Et les mécanismes de soft power montre leur limite : le Global Gateway, doté de 300 milliards d’euros pour contrer l’influence de la Chine et des États-Unis dans les pays du Sud, prévoit de flécher 150 milliards vers l’Afrique d’ici à 2027. On peut se demander qu’est ce qui explique cette perte d’influence ?

Une relation qui doit faire sa mue
Pendant trop longtemps, l’Europe a traité l’Afrique comme un espace d’aide, de gestion migratoire ou d’ajustement structurel. Rarement comme un partenaire stratégique égal. Les mécanismes de coopération sont restés enfermés dans des logiques d’« accompagnement » paternaliste, avec un langage technocratique qui ne prend pas en compte la montée des aspirations africaines. Résultat : déconnexion.
Alors que les capitales africaines cherchent des solutions rapides, efficaces, et structurantes, Bruxelles s’attarde encore sur des modèles dépassés, souvent dictés par des priorités internes. Cette inertie est d’autant plus problématique que d’autres acteurs, eux, avancent.
La Chine, les Émirats, l’Inde investissent, construisent, écoutent, forment. C’est là que l’Europe est attendue. Par exemple sur le plan économique cette réalité est parlante : Le déficit annuel en investissements dans les infrastructures africaines dépasse 150 milliards de dollars.

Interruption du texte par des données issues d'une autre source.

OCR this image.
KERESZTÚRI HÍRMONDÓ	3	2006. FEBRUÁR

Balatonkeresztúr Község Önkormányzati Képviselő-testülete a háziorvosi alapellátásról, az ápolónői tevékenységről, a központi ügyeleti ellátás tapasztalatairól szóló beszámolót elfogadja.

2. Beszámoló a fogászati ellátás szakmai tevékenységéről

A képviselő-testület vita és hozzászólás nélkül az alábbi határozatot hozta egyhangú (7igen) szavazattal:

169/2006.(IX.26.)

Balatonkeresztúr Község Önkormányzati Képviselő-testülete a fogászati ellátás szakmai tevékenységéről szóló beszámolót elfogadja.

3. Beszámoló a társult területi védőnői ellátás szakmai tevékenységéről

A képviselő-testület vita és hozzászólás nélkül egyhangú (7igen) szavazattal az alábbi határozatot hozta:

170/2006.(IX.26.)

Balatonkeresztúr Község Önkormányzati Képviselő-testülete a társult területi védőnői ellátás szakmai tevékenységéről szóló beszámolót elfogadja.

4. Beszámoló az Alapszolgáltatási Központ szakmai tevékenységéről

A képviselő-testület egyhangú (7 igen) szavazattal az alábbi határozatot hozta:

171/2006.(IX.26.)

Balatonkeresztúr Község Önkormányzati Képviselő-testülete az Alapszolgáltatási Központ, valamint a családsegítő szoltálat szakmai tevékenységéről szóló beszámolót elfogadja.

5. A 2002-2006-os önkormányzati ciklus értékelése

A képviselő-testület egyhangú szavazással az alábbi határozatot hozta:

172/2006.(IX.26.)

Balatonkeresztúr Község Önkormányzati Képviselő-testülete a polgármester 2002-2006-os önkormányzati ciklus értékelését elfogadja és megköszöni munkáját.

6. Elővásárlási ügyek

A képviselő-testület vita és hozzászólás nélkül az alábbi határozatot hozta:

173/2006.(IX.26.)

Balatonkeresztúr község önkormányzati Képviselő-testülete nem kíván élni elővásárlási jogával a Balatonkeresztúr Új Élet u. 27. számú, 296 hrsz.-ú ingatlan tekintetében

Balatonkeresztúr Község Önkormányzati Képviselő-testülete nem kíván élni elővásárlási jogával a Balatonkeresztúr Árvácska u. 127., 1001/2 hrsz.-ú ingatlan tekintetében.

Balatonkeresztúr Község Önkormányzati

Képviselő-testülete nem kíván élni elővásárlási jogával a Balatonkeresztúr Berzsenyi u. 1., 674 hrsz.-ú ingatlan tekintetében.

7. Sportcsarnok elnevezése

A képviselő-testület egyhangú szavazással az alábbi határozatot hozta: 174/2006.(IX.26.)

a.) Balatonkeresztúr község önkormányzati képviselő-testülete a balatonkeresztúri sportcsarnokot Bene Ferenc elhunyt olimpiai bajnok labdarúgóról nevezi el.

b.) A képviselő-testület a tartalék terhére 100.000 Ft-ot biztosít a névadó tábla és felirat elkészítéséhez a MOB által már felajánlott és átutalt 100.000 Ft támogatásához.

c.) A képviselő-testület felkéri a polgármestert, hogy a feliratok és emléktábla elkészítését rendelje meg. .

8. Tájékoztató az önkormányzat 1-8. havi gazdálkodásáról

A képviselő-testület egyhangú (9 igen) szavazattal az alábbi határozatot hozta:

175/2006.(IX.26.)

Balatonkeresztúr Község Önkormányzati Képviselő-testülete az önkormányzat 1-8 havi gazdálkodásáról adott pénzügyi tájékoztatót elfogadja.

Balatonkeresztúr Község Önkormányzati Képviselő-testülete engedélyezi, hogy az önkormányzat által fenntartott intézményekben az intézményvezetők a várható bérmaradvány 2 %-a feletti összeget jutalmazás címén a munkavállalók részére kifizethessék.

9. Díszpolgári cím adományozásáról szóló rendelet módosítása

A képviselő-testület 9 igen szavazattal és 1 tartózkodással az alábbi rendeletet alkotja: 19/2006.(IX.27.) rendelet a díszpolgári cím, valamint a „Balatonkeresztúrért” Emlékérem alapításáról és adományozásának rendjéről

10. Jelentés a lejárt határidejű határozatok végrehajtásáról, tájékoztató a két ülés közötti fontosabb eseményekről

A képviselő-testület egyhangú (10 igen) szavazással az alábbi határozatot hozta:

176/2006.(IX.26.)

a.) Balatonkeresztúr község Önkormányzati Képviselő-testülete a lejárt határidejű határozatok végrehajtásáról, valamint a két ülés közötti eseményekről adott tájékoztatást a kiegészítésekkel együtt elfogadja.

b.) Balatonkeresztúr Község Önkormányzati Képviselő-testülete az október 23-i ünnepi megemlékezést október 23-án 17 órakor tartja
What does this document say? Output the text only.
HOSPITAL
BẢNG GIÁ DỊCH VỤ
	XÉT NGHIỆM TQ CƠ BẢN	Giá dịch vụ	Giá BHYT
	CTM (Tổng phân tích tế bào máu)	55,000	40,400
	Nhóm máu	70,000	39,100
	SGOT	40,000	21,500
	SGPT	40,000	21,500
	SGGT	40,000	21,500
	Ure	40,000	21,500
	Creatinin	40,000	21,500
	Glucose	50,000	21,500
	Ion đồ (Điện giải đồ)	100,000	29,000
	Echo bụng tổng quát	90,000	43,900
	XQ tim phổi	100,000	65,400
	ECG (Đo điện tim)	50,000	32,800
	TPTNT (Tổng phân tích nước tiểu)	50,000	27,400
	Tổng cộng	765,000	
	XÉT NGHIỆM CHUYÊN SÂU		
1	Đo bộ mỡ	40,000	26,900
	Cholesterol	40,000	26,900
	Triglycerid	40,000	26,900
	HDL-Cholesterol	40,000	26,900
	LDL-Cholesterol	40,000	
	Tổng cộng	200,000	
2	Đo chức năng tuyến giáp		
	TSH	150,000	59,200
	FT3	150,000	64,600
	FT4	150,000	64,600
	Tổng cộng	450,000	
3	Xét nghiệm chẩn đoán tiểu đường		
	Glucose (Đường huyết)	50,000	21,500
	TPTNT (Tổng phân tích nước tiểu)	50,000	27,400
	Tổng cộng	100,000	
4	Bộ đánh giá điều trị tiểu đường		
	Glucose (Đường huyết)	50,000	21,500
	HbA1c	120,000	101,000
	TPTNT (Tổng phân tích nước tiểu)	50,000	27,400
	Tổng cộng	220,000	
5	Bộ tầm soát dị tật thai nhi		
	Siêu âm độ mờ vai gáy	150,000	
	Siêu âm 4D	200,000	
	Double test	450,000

Le paradoxe, c’est que l’Europe, grâce à son ancrage historique et culturel, a toutes les cartes en main. Elle reste le premier bailleur d’aides publiques au développement (plus de 40 % de l’aide mondiale) et, grâce à un stock de plus de 200 milliards d’euros, le premier investisseur direct étranger sur le continent.
Le Vieux continent ne peut plus se contenter de « vendre » sa proximité historique ou ses valeurs. Il doit « acheter » sa place dans la nouvelle architecture économique africaine. En sommes il serait faux de dire que l’Europe est condamnée à l’effacement.
Elle reste, dans certains pays, un investisseur majeur, un bailleur d’influence. Elle dispose d’un capital diplomatique, institutionnel, et éducatif non négligeable. Mais ce capital s’érode, lentement mais sûrement, si rien ne change dans la méthode.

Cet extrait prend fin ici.